Nick Montfort
Nick Montfort is associate professor of digital media at MIT and president of the Electronic Literature Organization. He develops text generators and interactive fiction and has participated in dozens of literary and academic collaborations. Montfort co-edited The New Media Reader and The Electronic Literature Collection Volume 1 and wrote Twisty Little Passages: An Approach to Interactive Fiction, Racing the Beam: The Atari Video Computer System (with Ian Bogost), and Riddle & Bind. His latest book is 10 PRINT CHR$(205.5+RND(1)); : GOTO 10, a collaboration with nine other authors about a one-line Commodore 64 BASIC program.
To learn more about Nick’s work, visit: http://nickm.com
“Ad Verbum” uses writing techniques of the sort developed, beginning in the 1960s, by the members of the French group Oulipo.
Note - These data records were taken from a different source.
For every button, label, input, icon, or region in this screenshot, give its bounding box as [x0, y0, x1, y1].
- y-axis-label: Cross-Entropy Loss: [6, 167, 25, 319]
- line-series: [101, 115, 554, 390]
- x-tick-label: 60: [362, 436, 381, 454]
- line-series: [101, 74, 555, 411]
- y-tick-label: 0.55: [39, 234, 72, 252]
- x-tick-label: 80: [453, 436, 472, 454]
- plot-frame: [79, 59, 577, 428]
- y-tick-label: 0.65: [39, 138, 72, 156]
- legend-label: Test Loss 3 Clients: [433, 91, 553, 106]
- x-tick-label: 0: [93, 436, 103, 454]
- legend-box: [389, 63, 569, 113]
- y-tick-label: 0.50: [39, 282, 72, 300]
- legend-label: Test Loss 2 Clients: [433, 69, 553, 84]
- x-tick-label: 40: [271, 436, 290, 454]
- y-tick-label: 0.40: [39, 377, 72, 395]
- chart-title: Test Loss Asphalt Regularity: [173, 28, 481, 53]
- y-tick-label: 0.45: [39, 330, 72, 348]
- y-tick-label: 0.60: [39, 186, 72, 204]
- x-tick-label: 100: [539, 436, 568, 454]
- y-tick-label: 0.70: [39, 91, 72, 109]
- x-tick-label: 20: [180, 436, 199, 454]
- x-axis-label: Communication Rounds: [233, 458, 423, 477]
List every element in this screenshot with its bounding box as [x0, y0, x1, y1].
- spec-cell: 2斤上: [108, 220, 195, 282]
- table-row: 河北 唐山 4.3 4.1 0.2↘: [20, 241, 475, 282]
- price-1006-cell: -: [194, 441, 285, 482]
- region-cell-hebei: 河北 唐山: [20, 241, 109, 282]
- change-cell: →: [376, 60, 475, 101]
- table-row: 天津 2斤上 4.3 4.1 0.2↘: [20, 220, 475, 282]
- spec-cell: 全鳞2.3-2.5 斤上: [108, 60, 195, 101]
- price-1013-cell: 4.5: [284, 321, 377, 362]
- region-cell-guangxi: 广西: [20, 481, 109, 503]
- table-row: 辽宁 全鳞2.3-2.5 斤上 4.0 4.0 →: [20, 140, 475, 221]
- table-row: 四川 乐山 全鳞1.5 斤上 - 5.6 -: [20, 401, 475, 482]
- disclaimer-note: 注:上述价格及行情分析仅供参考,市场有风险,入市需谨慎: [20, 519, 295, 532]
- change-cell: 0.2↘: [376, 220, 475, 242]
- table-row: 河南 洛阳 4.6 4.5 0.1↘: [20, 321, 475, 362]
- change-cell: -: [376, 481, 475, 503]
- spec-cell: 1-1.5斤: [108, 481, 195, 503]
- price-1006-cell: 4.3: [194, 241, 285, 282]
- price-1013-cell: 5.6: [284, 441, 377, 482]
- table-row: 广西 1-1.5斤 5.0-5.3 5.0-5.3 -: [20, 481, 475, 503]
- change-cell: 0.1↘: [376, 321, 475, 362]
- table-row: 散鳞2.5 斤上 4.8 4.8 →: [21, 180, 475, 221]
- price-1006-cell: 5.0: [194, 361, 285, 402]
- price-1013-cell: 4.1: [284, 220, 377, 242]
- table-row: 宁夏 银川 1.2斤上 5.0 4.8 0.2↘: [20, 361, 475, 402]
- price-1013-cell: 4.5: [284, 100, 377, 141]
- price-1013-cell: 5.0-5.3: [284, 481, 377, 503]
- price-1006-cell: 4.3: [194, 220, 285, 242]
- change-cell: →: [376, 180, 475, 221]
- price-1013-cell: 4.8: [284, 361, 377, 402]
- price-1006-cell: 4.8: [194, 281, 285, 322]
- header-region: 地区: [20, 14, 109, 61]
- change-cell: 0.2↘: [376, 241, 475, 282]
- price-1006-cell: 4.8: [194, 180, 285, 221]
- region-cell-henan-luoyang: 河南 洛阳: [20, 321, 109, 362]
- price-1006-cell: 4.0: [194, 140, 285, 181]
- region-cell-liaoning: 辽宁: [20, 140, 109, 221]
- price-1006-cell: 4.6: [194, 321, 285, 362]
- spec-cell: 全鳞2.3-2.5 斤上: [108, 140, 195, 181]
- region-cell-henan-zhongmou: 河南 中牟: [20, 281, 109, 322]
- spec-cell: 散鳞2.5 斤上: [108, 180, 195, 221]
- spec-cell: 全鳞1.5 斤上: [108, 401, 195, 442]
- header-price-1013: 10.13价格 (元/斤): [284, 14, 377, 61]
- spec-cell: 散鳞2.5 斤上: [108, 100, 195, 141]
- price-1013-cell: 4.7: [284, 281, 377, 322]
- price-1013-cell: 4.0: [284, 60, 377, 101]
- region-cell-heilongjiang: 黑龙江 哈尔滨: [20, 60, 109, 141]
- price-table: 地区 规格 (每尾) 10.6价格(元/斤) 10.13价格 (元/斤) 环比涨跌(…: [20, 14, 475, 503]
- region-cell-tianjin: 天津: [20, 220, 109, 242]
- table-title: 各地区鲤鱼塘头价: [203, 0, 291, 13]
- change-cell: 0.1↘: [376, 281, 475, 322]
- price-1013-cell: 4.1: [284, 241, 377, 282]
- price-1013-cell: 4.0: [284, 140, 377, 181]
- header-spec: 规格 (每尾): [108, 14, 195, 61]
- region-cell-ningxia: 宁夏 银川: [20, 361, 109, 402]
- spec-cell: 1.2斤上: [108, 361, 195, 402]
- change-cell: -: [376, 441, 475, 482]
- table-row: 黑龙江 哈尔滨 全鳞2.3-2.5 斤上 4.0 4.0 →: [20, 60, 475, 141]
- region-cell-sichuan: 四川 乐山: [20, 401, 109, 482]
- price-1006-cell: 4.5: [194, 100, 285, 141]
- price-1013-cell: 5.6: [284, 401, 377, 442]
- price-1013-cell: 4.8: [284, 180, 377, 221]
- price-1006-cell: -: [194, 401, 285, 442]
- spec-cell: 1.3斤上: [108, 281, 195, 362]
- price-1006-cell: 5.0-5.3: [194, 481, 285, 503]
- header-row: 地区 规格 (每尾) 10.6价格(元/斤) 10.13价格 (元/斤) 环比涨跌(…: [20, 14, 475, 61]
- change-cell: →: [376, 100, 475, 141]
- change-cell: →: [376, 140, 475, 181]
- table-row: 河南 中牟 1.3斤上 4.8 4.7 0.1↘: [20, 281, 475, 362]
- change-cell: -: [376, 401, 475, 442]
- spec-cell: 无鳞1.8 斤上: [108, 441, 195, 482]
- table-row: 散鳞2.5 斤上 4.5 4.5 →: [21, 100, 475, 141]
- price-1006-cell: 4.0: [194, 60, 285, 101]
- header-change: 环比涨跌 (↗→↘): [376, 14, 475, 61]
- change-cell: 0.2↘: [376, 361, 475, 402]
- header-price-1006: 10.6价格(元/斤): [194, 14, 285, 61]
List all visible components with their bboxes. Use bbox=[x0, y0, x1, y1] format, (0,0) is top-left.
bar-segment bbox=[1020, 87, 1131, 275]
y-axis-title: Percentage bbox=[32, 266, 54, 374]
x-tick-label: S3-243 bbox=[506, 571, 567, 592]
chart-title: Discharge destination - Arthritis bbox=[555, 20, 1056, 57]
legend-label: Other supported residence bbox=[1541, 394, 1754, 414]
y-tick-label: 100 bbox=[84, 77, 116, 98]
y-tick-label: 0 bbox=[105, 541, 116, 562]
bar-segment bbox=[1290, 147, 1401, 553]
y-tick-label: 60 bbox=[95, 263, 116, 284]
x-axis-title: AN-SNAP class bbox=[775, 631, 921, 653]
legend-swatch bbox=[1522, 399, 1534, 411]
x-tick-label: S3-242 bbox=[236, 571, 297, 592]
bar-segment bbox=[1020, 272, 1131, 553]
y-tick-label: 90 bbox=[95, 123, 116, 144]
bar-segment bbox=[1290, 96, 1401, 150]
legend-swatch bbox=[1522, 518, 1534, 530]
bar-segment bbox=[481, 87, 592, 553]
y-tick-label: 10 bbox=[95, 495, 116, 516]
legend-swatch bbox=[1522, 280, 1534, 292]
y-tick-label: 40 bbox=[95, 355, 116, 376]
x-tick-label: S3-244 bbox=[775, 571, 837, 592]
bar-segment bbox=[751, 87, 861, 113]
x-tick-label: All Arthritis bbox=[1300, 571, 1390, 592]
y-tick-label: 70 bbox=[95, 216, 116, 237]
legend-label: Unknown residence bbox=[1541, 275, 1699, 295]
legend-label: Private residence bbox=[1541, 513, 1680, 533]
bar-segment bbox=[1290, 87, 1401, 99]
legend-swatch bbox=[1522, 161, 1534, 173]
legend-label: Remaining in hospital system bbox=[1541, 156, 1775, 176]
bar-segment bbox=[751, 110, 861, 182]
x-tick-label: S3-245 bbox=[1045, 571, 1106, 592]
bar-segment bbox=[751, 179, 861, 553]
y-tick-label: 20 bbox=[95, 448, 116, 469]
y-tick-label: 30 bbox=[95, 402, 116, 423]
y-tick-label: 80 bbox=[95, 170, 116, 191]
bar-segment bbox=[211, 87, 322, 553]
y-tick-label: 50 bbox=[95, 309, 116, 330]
In “Ad Verbum,” the player types commands to interact with a simulated world, moving to different spaces, collecting objects, and and encountering characters, as is typical in interactive fiction. However, not only what is done by the player, but also how the typed input is expressed, is important in “Ad Verbum.” To effect action and solve puzzles, the player must determine the underlying principle of different texts and must write in a way that is consistent with them. This interactive fiction was written using Inform 6, is in the Z-Machine format developed at Infocom, and can be played on practically any computer or smartphone.